European Union officials on Tuesday called on large social media platforms to step up their enforcement against online mis- and disinformation, particularly about the war in Ukraine.

In prepared remarks Tuesday, European Commission Vice President Vera Jourova particularly criticized X, the platform formerly known as Twitter, as having the “largest ratio of mis/disinformation posts” among platforms that submitted reports to the EU.

“Disinformation actors were found to have significantly more followers … and tend to have joined the platform more recently than non-disinformation users,” Jourova added.

X’s report follows a decision this spring to withdraw from commitments to abide by a voluntary code of conduct around disinformation, a move that raised eyebrows among watchdog groups and regulators. X didn’t immediately respond to a request for comment.

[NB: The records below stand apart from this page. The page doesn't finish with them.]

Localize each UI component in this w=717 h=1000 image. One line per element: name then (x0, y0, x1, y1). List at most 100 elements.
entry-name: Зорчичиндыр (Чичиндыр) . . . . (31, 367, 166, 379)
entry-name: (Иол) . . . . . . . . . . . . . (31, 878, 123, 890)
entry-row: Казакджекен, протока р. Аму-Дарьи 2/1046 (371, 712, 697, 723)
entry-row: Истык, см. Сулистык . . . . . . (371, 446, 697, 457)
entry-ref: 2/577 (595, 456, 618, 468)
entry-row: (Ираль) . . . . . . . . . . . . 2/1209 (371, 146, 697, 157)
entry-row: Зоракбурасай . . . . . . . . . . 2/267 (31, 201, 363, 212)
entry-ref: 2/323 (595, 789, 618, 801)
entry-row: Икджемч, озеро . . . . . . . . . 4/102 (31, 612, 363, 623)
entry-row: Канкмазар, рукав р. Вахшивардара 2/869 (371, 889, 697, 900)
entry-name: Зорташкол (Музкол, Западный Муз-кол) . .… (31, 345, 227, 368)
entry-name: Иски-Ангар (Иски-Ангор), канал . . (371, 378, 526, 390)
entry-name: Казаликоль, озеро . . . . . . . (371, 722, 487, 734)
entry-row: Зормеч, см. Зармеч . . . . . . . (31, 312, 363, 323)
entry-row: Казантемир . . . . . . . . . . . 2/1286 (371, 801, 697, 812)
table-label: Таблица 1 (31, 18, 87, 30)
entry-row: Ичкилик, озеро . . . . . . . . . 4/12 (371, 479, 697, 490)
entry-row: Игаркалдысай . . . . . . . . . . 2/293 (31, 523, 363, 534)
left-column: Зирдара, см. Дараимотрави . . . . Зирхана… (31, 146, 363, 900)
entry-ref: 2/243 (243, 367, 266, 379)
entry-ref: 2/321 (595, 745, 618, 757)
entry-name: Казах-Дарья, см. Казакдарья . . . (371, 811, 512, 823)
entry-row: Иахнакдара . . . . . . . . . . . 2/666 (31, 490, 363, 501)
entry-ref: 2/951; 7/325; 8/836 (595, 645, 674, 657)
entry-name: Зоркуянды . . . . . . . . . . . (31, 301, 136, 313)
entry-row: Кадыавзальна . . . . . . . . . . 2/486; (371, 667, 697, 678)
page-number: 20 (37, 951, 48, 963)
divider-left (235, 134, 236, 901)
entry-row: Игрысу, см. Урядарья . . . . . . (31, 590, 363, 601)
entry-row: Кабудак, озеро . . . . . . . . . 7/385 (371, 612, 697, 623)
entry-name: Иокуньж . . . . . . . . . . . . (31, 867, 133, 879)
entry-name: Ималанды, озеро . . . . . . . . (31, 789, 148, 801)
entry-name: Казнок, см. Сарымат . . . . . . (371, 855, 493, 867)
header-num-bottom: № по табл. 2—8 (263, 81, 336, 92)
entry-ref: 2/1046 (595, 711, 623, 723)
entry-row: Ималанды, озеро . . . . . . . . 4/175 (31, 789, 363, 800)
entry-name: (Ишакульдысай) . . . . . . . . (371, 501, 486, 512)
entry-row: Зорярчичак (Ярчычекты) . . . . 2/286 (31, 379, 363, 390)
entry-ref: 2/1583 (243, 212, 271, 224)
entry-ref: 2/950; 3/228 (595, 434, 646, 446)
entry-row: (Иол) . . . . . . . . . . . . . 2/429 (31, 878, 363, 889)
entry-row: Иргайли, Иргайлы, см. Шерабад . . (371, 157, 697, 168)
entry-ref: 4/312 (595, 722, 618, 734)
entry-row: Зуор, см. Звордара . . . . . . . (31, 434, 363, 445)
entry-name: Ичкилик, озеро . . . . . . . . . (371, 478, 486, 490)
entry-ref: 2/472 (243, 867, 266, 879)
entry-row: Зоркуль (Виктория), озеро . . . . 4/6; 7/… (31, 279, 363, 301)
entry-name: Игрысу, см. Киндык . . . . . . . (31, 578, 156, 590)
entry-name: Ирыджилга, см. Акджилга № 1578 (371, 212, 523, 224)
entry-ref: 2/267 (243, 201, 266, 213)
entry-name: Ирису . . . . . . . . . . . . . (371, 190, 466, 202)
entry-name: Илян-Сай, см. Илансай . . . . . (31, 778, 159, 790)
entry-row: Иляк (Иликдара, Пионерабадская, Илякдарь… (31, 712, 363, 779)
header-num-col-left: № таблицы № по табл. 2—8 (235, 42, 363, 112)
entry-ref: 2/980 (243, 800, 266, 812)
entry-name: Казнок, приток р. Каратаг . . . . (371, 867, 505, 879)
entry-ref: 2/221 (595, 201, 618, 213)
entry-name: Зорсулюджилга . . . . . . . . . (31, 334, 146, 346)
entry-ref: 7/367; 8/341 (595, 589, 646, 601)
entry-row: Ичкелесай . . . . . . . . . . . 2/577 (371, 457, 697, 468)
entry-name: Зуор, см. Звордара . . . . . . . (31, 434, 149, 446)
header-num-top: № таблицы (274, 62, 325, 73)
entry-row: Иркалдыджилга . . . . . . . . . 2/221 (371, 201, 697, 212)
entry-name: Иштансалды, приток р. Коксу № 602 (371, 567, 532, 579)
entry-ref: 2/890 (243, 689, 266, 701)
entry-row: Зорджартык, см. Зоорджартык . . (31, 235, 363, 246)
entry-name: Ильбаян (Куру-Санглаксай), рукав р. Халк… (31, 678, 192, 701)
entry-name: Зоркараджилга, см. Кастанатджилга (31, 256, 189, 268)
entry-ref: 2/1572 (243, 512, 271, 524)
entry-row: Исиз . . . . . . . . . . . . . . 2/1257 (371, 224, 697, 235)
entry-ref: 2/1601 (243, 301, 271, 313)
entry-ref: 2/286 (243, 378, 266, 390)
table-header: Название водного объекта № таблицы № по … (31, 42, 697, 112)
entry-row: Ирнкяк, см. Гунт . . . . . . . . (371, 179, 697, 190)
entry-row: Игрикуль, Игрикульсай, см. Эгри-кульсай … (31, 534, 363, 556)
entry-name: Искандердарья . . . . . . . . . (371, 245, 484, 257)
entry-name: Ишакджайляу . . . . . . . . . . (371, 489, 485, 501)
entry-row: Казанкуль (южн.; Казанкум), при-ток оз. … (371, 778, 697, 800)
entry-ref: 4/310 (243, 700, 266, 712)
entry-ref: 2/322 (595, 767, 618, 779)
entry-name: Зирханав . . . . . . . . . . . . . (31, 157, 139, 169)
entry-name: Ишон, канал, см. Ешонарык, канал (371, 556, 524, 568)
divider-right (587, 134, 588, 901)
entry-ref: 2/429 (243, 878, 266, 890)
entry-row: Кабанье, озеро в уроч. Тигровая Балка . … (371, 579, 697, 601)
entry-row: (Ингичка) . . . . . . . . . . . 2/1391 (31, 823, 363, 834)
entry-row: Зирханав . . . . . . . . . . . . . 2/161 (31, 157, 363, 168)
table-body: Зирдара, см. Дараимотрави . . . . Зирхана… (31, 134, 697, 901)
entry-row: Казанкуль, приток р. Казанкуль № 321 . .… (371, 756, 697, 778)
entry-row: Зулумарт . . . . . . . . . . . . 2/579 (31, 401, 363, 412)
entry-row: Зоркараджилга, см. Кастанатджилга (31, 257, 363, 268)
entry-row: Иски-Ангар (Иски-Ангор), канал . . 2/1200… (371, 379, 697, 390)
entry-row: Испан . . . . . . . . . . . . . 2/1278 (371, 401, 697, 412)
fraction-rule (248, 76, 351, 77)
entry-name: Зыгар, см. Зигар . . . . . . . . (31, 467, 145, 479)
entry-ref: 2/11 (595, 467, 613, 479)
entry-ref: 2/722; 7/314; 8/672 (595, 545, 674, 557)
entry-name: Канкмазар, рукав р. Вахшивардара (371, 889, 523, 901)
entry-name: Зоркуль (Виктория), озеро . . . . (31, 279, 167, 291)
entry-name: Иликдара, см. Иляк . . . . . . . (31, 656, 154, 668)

The reports unveiled this week by the EU reflect transparency filings attesting to the companies’ efforts to live up to the code. In the EU, adhering to the voluntary code is a factor in determining a platform’s overall compliance with the Digital Services Act, a tough set of binding regulations for online platforms that took effect this summer. For large social media platforms, violations of the DSA can mean billions in fines.

The reports from companies, including Google, Meta, Microsoft and TikTok, cover a wide range of content types and enforcement actions by the platforms. The largest platforms have committed to issuing reports every six months, and this week’s release reflects the first set to cover a full six-month period, the European Commission said.

Google’s report showed that in the first half of the year, it blocked more than 31 million euros in advertising revenue to EU-based accounts spreading disinformation, while TikTok said it removed more than 140,000 videos with over one billion views that had run afoul of the company’s misinformation policies, according to the European Commission.

Meanwhile, Microsoft reported that it blocked more than 6.7 million fake accounts from being created on LinkedIn, and Google said that in the first quarter of the year, its subsidiary YouTube removed hundreds of channels linked to the Russia-backed disinformation group known as the Internet Research Agency.

But Jourova said the companies cannot rest.

“I expect the platforms to do more efforts with better results,” she said in her prepared remarks. “Russian propaganda and disinformation is still very present on online platforms. This is not business as usual; the Kremlin fights with bombs in Ukraine, but with words everywhere else, including in the EU.”